Balloon pilot Ian Ashpole launches at 5,000 feet from the Lurpak Lighter hot air balloon over Cambridgeshire, on his way to breaking the world record for the highest flight attached to 600 toy balloons. Ian, from Ross-On-Wye, Herefordshire, broke his own record of 10,000 feet by reaching 11,000 feet before cutting the ties and parachuting back to earth.

Up, up, and away, prices rise like the Lurpak Lighter hot air balloon over Cambridgeshire in 2001


The price of a 500g block of Lurpak hits heights of £6 at Asda, while a 1kg tub comes in at £9 on Ocado and a 750g pack at Sainsbury’s splits the two at £7.25.

Marytn James, a consumer rights campaigner, said: “I have never seen a case of basic necessities being tagged like this. It is extraordinary.”

“This is what happens when food stock becomes more scarce and expensive – it becomes a target for theft.

“Lurpak butter is just one example of how quickly price rises can become extreme. We are nowhere near the peak.”

Ocado van

A 1kg tub comes in at £9 on Ocado


Shoplifting was up 26 per cent last year across shops in the 10 biggest UK cities, with estimates from the British Retail Consortium (BRC) suggesting that retailers lost almost £1 billion between 2021 and 2022.
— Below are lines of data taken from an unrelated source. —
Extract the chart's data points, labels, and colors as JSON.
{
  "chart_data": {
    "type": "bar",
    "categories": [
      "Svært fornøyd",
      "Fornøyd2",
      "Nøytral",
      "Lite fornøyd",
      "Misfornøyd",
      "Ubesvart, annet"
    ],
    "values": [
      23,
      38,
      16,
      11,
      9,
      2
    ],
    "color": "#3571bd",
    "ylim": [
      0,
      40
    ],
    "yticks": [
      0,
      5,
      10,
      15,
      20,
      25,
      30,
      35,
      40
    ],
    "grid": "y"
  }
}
In response, supermarkets such as Waitrose have instructed staff to maintain vigilance especially around self-checkouts.

In trials, the supermarkets saw that self-checkouts lure packers into scanning cheaper alternatives or failing to scan times, but this could be curtailed by increased staff presence.

A Lurpak spokesman said: “While we don’t set the prices on the shelves, we do work closely with the retailers to ensure our farmers receive a fair price for the milk they produce.”

Asda van

The price of a 500g block of Lurpak hits heights of £6 at Asda


The firm explained that rising prices reflect the need to ensure the long-term survival of farmers who face rising prices of their own, in feed, fertiliser and fuel.

An Asda aspokesman said: “Individual stores may place tags on products they believe are seeing high amounts of thefts, this isn’t something we’ve told stores to do across the board.”

Lurpak recently sparked outcry after it became the latest victim of shrinkflation.

The size of its butter blocks have been reduced by 20 per cent in the last year.

Arla Foods, the manufacturers behind Lurpak, announced it would phase out its 250 gram packs last month.

The packs are being replaced by those weighing 200 grams.

The Consumer Prices Index inflation (CPI) remained at 8.7 per cent in May, defying expectations that it would decrease, the Office for National Statistics confirmed.

Stubbornly high core inflation has risen to 7.1 per cent, the highest annual rate increase since March 1992.